Cureus. 2025 Feb 15;17(2):e79070. doi: 10.7759/cureus.79070. eCollection 2025 Feb.
Prurigo nodularis (PN) is a chronic inflammatory skin disorder characterized by intensely pruritic nodules. The pathogenesis of PN involves immune dysregulation, with a predominance of T helper (Th2)-type inflammation, including interleukin (IL)-4, IL-5, IL-13, and IL-31. Nemolizumab, an IL-31 receptor A inhibitor, was newly approved for PN in 2024. We report a case of erythema multiforme (EM) that developed three weeks after the first administration of nemolizumab. Three weeks post-injection, she developed multiple targetoid edematous erythematous patches and plaques on her trunk and limbs, leading to a clinical diagnosis of EM. Since she had no new medications and no recent history of infections, we inferred that the development of EM was likely associated with the administration of nemolizumab. The pathophysiology of EM involves a predominant Th1-driven inflammatory response. Therefore, nemolizumab likely suppressed Th2 inflammation, leading to compensatory Th1 hyperactivation, which may have triggered EM. To our knowledge, this may be the first reported case of EM following nemolizumab treatment for PN. Further research is necessary to investigate its immunomodulatory effects and potential adverse events.

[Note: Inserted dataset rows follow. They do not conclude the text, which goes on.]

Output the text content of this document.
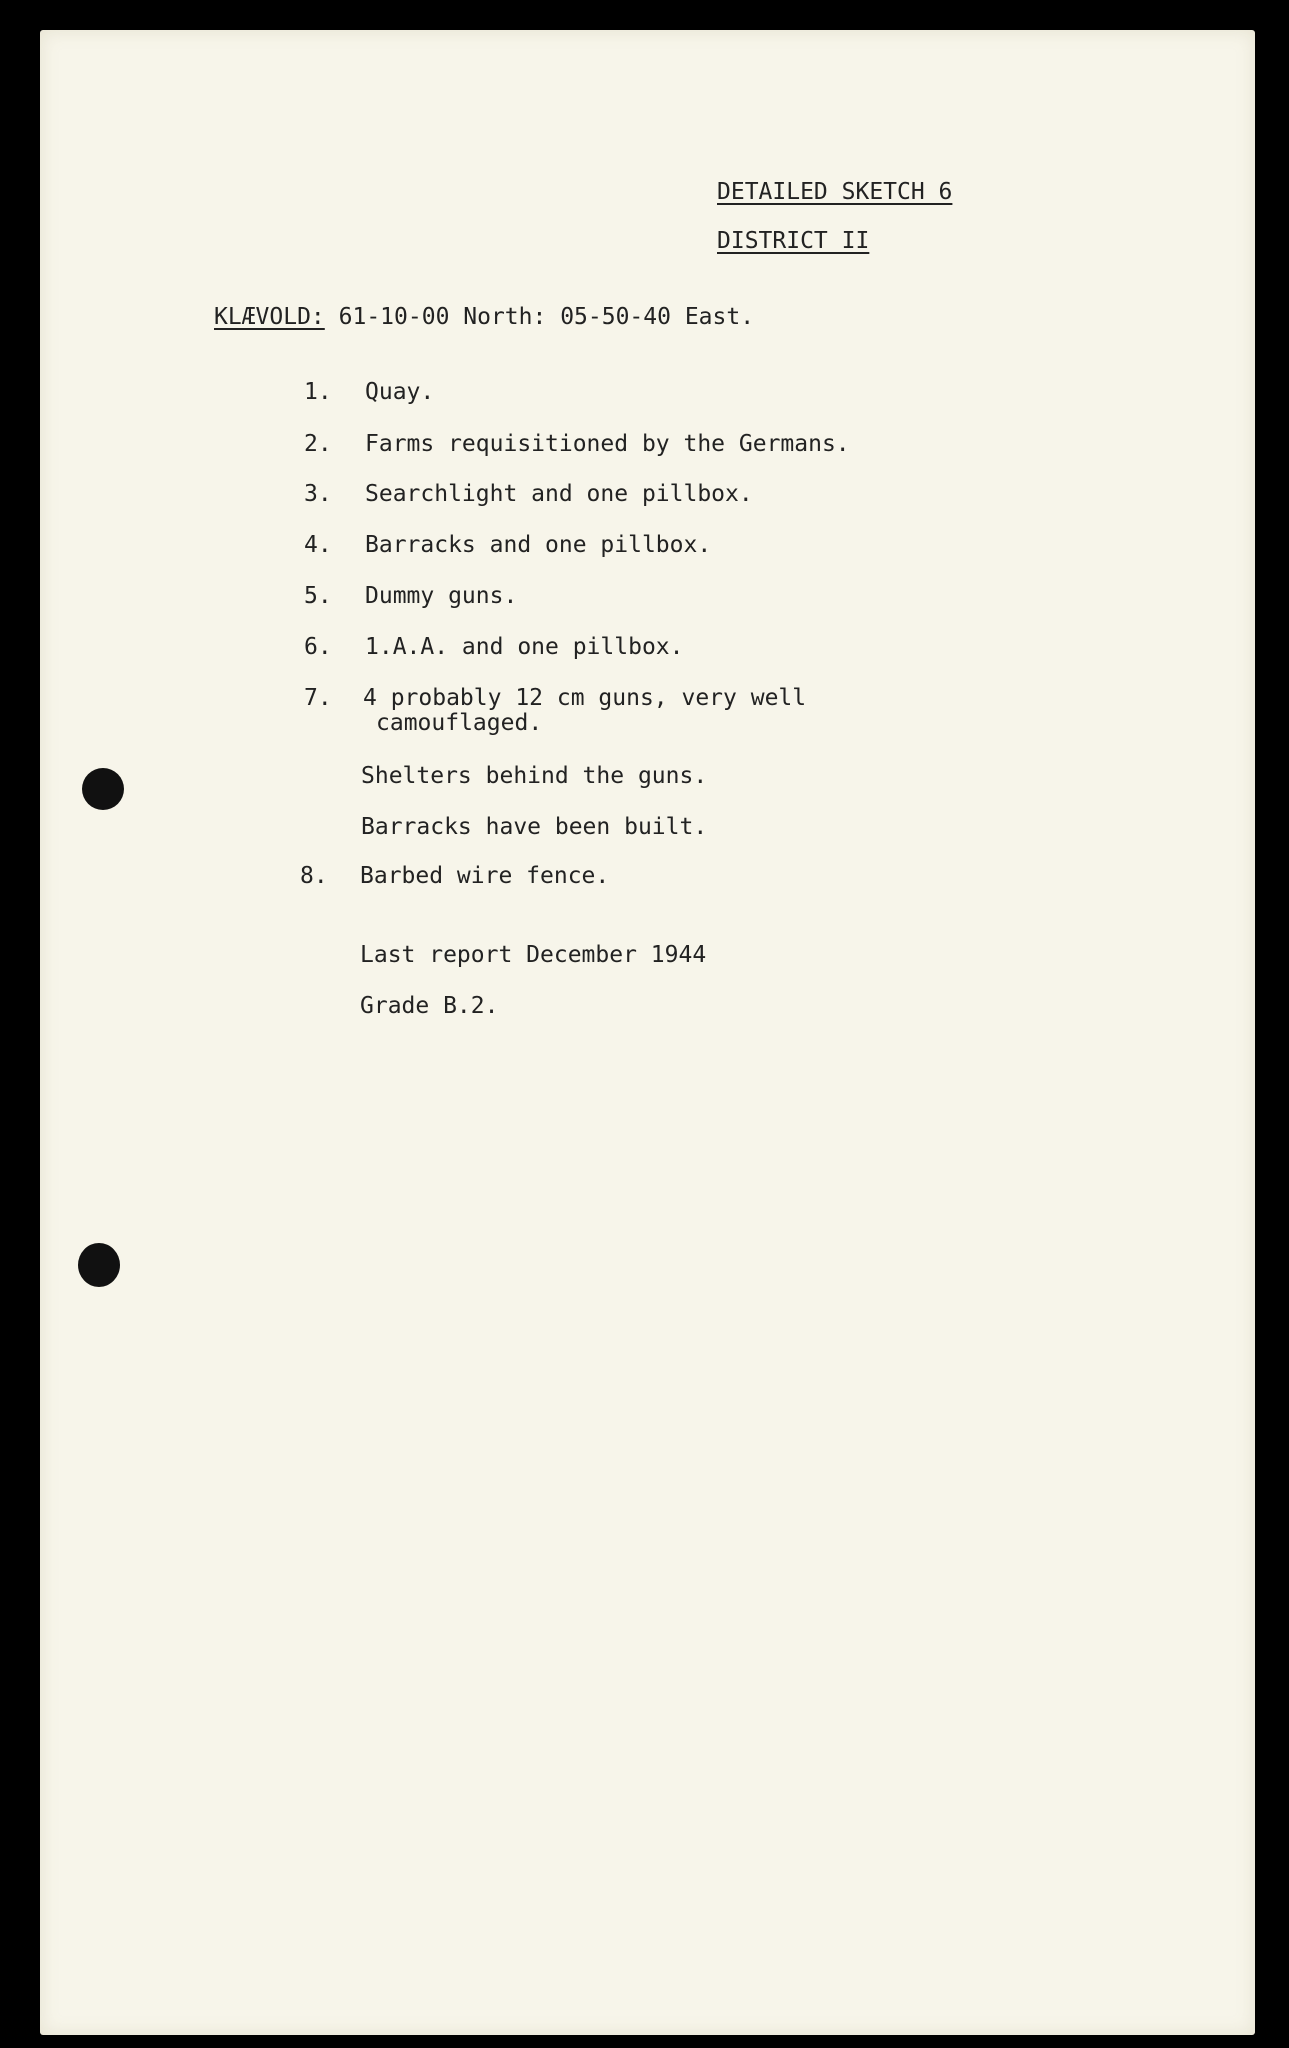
DETAILED SKETCH 6
DISTRICT II
KLÆVOLD: 61-10-00 North: 05-50-40 East.
1. Quay.
2. Farms requisitioned by the Germans.
3. Searchlight and one pillbox.
4. Barracks and one pillbox.
5. Dummy guns.
6. 1.A.A. and one pillbox.
7. 4 probably 12 cm guns, very well
camouflaged.
Shelters behind the guns.
Barracks have been built.
8. Barbed wire fence.
Last report December 1944
Grade B.2.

结节性痒疹(PN)是一种慢性炎症性皮肤病,其特征为剧烈瘙痒的结节。PN的发病机制涉及免疫失调,以辅助性T(Th2)型炎症为主,包括白细胞介素(IL)-4、IL-5、IL-13和IL-31。奈莫利珠单抗是一种IL-31受体A抑制剂,于2024年新获批用于PN的治疗。我们报告了1例在首次使用奈莫利珠单抗3周后发生多形红斑(EM)的病例。注射后3周,她的躯干和四肢出现多处靶形水肿性红斑斑块,临床诊断为EM。由于她没有使用新的药物,近期也没有感染史,我们推断EM的发生可能与奈莫利珠单抗的使用有关。EM的病理生理学涉及以Th1为主导的炎症反应。因此,奈莫利珠单抗可能抑制了Th2炎症,导致代偿性Th1过度激活,这可能引发了EM。据我们所知,这可能是首例奈莫利珠单抗治疗PN后发生EM的报道病例。有必要进一步研究以调查其免疫调节作用和潜在不良事件。